ABSTRACT

Many of the rules regarding legal evidence restrict the use of evidence for epistemic reasons – i.e. to help ensure that jurors or judges reach the correct decision – but some rules actually work against the epistemic good. This involves a kind of epistemic paternalism, in the sense that the legal system is controlling what evidence the jurors have access to because it doesn’t trust them to evaluate the evidence correctly. There is a rationale behind such epistemic paternalism, which is that we want our legal system to be such that it protects the rights of the innocent, and hence that there are safeguards in place to try to limit the potential for innocent people to be wrongfully found guilty of crimes.

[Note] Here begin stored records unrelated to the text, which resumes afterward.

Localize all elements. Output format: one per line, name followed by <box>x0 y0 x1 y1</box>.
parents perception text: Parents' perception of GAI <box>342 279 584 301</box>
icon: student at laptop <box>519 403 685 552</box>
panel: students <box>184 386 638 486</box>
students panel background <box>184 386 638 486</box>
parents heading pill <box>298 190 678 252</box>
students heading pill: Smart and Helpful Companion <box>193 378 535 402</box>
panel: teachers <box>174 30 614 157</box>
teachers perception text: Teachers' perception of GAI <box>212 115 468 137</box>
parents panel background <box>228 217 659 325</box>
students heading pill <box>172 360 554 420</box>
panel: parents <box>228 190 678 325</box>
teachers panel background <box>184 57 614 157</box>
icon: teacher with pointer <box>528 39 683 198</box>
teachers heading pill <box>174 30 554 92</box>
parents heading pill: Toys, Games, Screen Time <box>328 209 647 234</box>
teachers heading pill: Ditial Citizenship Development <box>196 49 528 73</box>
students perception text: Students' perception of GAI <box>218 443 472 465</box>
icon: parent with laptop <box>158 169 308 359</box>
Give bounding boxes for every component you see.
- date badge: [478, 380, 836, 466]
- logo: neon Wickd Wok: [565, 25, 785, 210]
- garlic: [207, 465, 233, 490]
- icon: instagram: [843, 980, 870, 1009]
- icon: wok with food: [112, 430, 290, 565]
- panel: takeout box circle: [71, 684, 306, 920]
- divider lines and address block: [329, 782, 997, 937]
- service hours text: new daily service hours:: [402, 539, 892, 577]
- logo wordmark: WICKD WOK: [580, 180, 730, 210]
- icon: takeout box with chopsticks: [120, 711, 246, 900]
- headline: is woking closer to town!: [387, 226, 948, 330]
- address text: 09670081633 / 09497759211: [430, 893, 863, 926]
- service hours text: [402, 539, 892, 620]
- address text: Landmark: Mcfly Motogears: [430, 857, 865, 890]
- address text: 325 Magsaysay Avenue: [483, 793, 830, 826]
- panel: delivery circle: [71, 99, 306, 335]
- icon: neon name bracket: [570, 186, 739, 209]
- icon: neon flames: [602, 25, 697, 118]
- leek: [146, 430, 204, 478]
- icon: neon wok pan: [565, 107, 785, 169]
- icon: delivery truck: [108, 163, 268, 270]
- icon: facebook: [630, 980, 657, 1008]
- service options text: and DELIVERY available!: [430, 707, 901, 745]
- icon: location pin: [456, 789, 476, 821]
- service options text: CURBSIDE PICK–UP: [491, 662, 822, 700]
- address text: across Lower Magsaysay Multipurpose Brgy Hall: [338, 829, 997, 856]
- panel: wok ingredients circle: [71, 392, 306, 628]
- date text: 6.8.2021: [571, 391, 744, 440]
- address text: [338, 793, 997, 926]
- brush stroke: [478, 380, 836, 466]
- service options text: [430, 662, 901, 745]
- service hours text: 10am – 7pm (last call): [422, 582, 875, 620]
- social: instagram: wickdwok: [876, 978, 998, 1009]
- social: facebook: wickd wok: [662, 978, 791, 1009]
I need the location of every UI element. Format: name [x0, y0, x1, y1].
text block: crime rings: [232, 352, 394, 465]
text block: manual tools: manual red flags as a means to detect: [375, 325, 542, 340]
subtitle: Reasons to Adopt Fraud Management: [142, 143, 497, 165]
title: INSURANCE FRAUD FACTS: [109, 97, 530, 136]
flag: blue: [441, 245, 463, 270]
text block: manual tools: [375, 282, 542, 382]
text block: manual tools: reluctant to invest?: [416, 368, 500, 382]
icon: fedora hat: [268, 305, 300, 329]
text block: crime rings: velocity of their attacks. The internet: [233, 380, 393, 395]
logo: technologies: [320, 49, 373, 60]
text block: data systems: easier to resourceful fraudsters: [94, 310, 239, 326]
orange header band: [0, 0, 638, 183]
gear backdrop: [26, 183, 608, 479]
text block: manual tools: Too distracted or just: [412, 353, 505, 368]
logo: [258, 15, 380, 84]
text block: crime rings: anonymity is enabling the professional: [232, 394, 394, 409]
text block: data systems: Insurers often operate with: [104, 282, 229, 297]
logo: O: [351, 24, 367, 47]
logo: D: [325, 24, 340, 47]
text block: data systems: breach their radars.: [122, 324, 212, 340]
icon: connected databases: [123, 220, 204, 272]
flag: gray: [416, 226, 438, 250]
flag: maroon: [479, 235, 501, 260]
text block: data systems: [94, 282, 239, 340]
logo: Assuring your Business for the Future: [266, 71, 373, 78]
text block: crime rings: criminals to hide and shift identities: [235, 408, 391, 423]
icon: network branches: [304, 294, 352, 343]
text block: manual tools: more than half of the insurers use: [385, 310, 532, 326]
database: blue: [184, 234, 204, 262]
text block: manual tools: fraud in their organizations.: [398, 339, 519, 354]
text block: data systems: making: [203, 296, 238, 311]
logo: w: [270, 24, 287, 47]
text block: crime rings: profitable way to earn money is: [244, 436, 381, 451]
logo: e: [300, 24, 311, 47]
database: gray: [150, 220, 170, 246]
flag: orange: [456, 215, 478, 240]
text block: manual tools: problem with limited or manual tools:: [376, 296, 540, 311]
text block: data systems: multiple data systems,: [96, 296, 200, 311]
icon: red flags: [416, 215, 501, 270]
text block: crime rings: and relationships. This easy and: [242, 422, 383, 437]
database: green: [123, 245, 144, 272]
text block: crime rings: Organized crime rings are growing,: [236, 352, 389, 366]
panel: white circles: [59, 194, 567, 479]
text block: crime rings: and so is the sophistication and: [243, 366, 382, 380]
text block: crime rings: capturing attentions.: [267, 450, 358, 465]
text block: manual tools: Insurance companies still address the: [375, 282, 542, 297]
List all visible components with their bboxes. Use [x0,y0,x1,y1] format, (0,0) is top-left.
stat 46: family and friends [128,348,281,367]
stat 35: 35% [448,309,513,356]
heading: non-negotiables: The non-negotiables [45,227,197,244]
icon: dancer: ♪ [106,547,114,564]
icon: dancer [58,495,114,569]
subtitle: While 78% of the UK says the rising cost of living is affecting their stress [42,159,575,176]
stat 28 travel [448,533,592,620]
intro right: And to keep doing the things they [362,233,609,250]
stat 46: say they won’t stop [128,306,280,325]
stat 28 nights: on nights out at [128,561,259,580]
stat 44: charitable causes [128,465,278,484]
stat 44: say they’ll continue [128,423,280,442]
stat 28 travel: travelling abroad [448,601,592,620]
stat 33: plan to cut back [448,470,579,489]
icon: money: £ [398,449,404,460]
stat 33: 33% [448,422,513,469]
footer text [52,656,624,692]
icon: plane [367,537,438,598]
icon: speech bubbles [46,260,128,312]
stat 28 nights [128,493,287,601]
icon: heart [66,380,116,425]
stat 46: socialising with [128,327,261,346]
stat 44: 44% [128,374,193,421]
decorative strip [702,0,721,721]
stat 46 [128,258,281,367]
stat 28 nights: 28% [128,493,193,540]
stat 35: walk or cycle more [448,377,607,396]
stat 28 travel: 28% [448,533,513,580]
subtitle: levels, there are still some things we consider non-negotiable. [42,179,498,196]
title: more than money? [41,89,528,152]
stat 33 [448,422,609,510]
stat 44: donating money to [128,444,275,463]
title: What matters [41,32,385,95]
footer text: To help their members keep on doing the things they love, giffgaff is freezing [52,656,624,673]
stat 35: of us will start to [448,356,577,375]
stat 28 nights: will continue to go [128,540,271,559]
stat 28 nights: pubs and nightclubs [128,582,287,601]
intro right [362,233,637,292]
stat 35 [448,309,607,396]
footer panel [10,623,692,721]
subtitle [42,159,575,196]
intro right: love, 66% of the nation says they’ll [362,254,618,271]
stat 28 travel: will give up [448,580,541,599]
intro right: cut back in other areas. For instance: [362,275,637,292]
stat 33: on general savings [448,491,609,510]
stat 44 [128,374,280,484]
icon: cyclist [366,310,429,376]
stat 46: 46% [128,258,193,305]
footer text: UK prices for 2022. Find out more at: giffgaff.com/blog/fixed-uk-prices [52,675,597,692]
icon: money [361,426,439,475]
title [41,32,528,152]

We looked at two different types of legal system. The first is the adversarial legal system which involves the prosecution and the defence each being charged to mount the strongest opposing case that they can. In contrast, there is also the investigatory legal system where the judge plays a more truth-seeking role. Finally, we examine the nature of legal evidence. It is problematic to base legal judgements on merely statistical evidence, even in the context of civil cases where we are trying to determine liability rather than guilt (and thus where the epistemic thresholds in play are lower). More generally, it is also problematic for a legal system to allow that someone could be convicted purely on the basis of a single piece of evidence, no matter how strong it is, as it would open up the prospect of there being an unduly high number of wrongful convictions. But ensuring that a legal system avoids wrongful convictions can also lead to some types of crime having very low conviction rates, and thus victims of crime not receiving the justice they deserve.